Bintang juga mengingatkan pentingnya penerapan protokol kesehatan dalam keluarga selama masa pandemi. Mengingat, munculnya klaster keluarga dapat diakibatkan adanya anggota keluarga yang beraktivitas di luar rumah dan terpapar COVID-19, kemudian saat kembali ke rumah menularkan kepada anggota keluarga lainnya.
“Terlebih jika di dalamnya terdapat kelompok rentan dan memiliki riwayat komorbid (penyakit penyerta).”

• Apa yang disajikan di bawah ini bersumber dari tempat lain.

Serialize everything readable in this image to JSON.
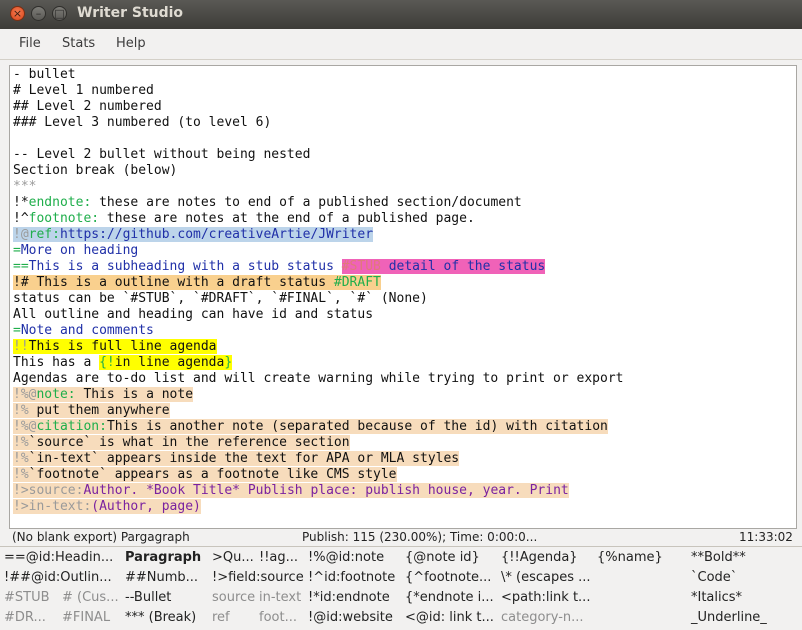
{
  "window": {
    "title": "Writer Studio"
  },
  "menu": [
    "File",
    "Stats",
    "Help"
  ],
  "editor_lines": [
    [
      {
        "t": "- bullet"
      }
    ],
    [
      {
        "t": "# Level 1 numbered"
      }
    ],
    [
      {
        "t": "## Level 2 numbered"
      }
    ],
    [
      {
        "t": "### Level 3 numbered (to level 6)"
      }
    ],
    [
      {
        "t": ""
      }
    ],
    [
      {
        "t": "-- Level 2 bullet without being nested"
      }
    ],
    [
      {
        "t": "Section break (below)"
      }
    ],
    [
      {
        "t": "***",
        "c": "gr"
      }
    ],
    [
      {
        "t": "!*",
        "c": ""
      },
      {
        "t": "endnote:",
        "c": "g"
      },
      {
        "t": " these are notes to end of a published section/document"
      }
    ],
    [
      {
        "t": "!^",
        "c": ""
      },
      {
        "t": "footnote:",
        "c": "g"
      },
      {
        "t": " these are notes at the end of a published page."
      }
    ],
    [
      {
        "t": "!@",
        "c": "hl-blue gr"
      },
      {
        "t": "ref:",
        "c": "hl-blue g"
      },
      {
        "t": "https://github.com/creativeArtie/JWriter",
        "c": "hl-blue bl"
      }
    ],
    [
      {
        "t": "=",
        "c": "g"
      },
      {
        "t": "More on heading",
        "c": "bl"
      }
    ],
    [
      {
        "t": "==",
        "c": "g"
      },
      {
        "t": "This is a subheading with a stub status ",
        "c": "bl"
      },
      {
        "t": "#STUB",
        "c": "hl-pink pi"
      },
      {
        "t": " detail of the status",
        "c": "hl-pink bl"
      }
    ],
    [
      {
        "t": "!# This is a outline with a draft status ",
        "c": "hl-orange"
      },
      {
        "t": "#DRAFT",
        "c": "hl-orange g"
      }
    ],
    [
      {
        "t": "status can be `#STUB`, `#DRAFT`, `#FINAL`, `#` (None)"
      }
    ],
    [
      {
        "t": "All outline and heading can have id and status"
      }
    ],
    [
      {
        "t": "=",
        "c": "g"
      },
      {
        "t": "Note and comments",
        "c": "bl"
      }
    ],
    [
      {
        "t": "!!",
        "c": "hl-yellow gr"
      },
      {
        "t": "This is full line agenda",
        "c": "hl-yellow"
      }
    ],
    [
      {
        "t": "This has a "
      },
      {
        "t": "{!",
        "c": "hl-yellow g"
      },
      {
        "t": "in line agenda",
        "c": "hl-yellow"
      },
      {
        "t": "}",
        "c": "hl-yellow g"
      }
    ],
    [
      {
        "t": "Agendas are to-do list and will create warning while trying to print or export"
      }
    ],
    [
      {
        "t": "!%@",
        "c": "hl-peach gr"
      },
      {
        "t": "note:",
        "c": "hl-peach g"
      },
      {
        "t": " This is a note",
        "c": "hl-peach"
      }
    ],
    [
      {
        "t": "!%",
        "c": "hl-peach gr"
      },
      {
        "t": " put them anywhere",
        "c": "hl-peach"
      }
    ],
    [
      {
        "t": "!%@",
        "c": "hl-peach gr"
      },
      {
        "t": "citation:",
        "c": "hl-peach g"
      },
      {
        "t": "This is another note (separated because of the id) with citation",
        "c": "hl-peach"
      }
    ],
    [
      {
        "t": "!%",
        "c": "hl-peach gr"
      },
      {
        "t": "`source` is what in the reference section",
        "c": "hl-peach"
      }
    ],
    [
      {
        "t": "!%",
        "c": "hl-peach gr"
      },
      {
        "t": "`in-text` appears inside the text for APA or MLA styles",
        "c": "hl-peach"
      }
    ],
    [
      {
        "t": "!%",
        "c": "hl-peach gr"
      },
      {
        "t": "`footnote` appears as a footnote like CMS style",
        "c": "hl-peach"
      }
    ],
    [
      {
        "t": "!>",
        "c": "hl-peach gr"
      },
      {
        "t": "source:",
        "c": "hl-peach gr"
      },
      {
        "t": "Author. ",
        "c": "hl-peach pu"
      },
      {
        "t": "*Book Title*",
        "c": "hl-peach pu"
      },
      {
        "t": " Publish place: publish house, year. Print",
        "c": "hl-peach pu"
      }
    ],
    [
      {
        "t": "!>",
        "c": "hl-peach gr"
      },
      {
        "t": "in-text:",
        "c": "hl-peach gr"
      },
      {
        "t": "(Author, page)",
        "c": "hl-peach pu"
      }
    ]
  ],
  "status": {
    "left": "(No blank export) Pargagraph",
    "middle": "Publish: 115 (230.00%); Time: 0:00:0...",
    "right": "11:33:02"
  },
  "legend": [
    [
      "==@id:Headin...",
      "Paragraph",
      ">Qu...",
      "!!ag...",
      "!%@id:note",
      "{@note id}",
      "{!!Agenda}",
      "{%name}",
      "**Bold**"
    ],
    [
      "!##@id:Outlin...",
      "##Numb...",
      "!>field:source",
      "!^id:footnote",
      "{^footnote...",
      "\\* (escapes ...",
      "`Code`"
    ],
    [
      "#STUB",
      "# (Cus...",
      "--Bullet",
      "source",
      "in-text",
      "!*id:endnote",
      "{*endnote i...",
      "<path:link t...",
      "*Italics*"
    ],
    [
      "#DR...",
      "#FINAL",
      "*** (Break)",
      "ref",
      "foot...",
      "!@id:website",
      "<@id: link t...",
      "category-n...",
      "_Underline_"
    ]
  ]
}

Setiap anggota keluarga, utamanya orangtua, harus senantiasa menerapkan protokol kesehatan 6 (enam) M. Keenam M itu adalah memakai masker, mencuci tangan dengan sabun di air mengalir, menjaga jarak, menjauhi keramaian, mengurangi mobilitas, dan menghindari makan bersama.
"Bagi anggota keluarga yang beraktivitas di luar rumah, tetap terapkan protokol kesehatan saat kembali ke rumah. Pakai masker di rumah jika dalam rumah ada bayi, anak, dan lansia yang rentan terhadap penularan COVID-19," tegas Bintang.